- Venue: Messe Essen
- Location: Essen
- Dates: 21 July
- Nations: 12

Medalists
| gold medal | Kim Ho-yeon Mo Byeoli Park Ji-hee Sim So-eun | South Korea |
| silver medal | Giulia Amore Irene Bertini Carlotta Ferrari Aurora Grandis | Italy |
| bronze medal | Ayano Iimura Reina Iwamoto Rino Nagase Yuzuha Takeyama | Japan |

= Fencing at the 2025 Summer World University Games – Women's team foil =

The women's team foil at the 2025 Summer World University Games in Rhine-Ruhr, Germany was held 21 July 2025. South Korea won the gold medal by defeating Italy, who took the silver medal, with a final score of 45-26. Japan won the bronze medal by defeating France with a score of 45-38 in the third-place playoff match.

==Results bracket==
The tournament is played as a single-elimination bracket (direct knockout).
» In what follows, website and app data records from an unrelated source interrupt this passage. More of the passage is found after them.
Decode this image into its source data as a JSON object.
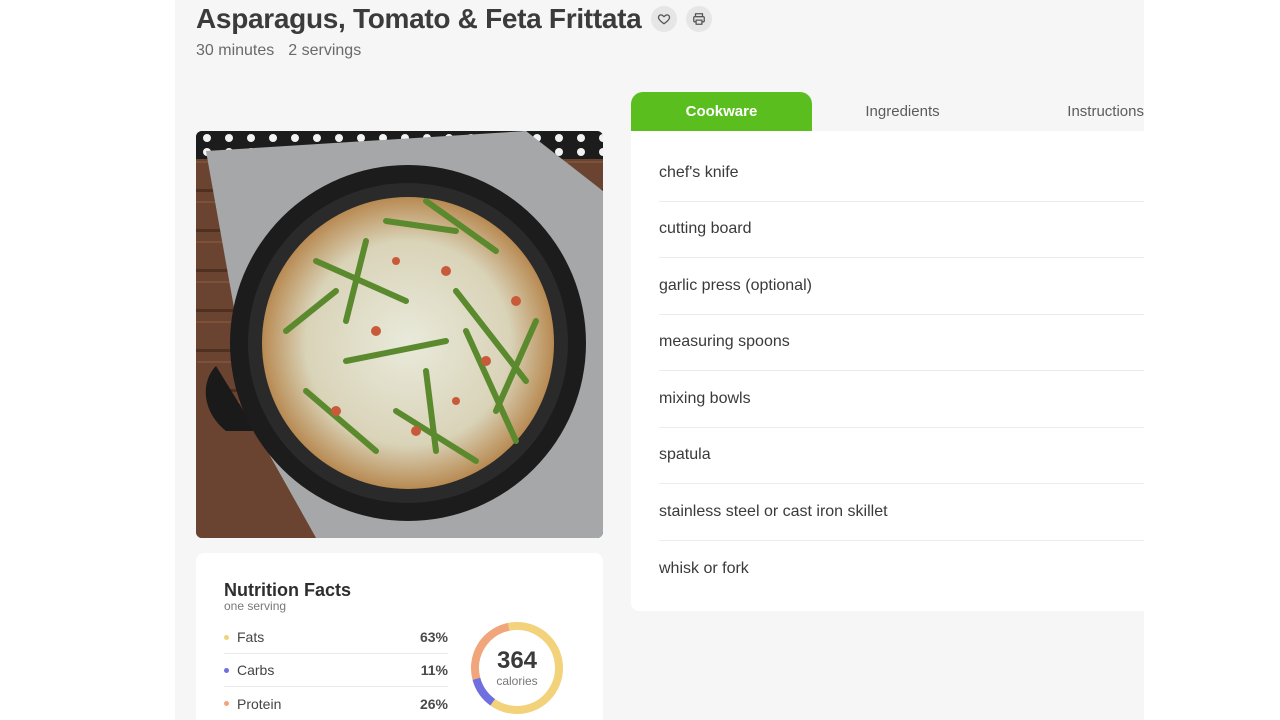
{
  "recipe": {
    "title": "Asparagus, Tomato & Feta Frittata",
    "time": "30 minutes",
    "servings": "2 servings",
    "favorite_icon": "heart-icon",
    "print_icon": "printer-icon"
  },
  "tabs": [
    {
      "label": "Cookware",
      "active": true
    },
    {
      "label": "Ingredients",
      "active": false
    },
    {
      "label": "Instructions",
      "active": false
    }
  ],
  "cookware": [
    "chef's knife",
    "cutting board",
    "garlic press (optional)",
    "measuring spoons",
    "mixing bowls",
    "spatula",
    "stainless steel or cast iron skillet",
    "whisk or fork"
  ],
  "nutrition": {
    "title": "Nutrition Facts",
    "subtitle": "one serving",
    "calories": "364",
    "calories_label": "calories",
    "rows": [
      {
        "label": "Fats",
        "value": "63%",
        "color": "#f2d27a"
      },
      {
        "label": "Carbs",
        "value": "11%",
        "color": "#6f6fe0"
      },
      {
        "label": "Protein",
        "value": "26%",
        "color": "#f0a57a"
      }
    ]
  },
  "colors": {
    "accent": "#5bbe1f"
  }
}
Teams that lose in the semifinals compete in a specific third-place playoff match to determine the bronze medal winner. A single team match consists of 9 individual bouts (legs) where every fencer from one team faces every fencer from the opposing team. : The score from each bout carries over to the next leg. Each leg adds 5 maximum points to the target cap (e.g., Leg 1 ends when a team reaches 5 points, Leg 2 ends at 10 points, and so on). The first team to reach 45 points (or the team with the most points when the total match time expires) wins the match.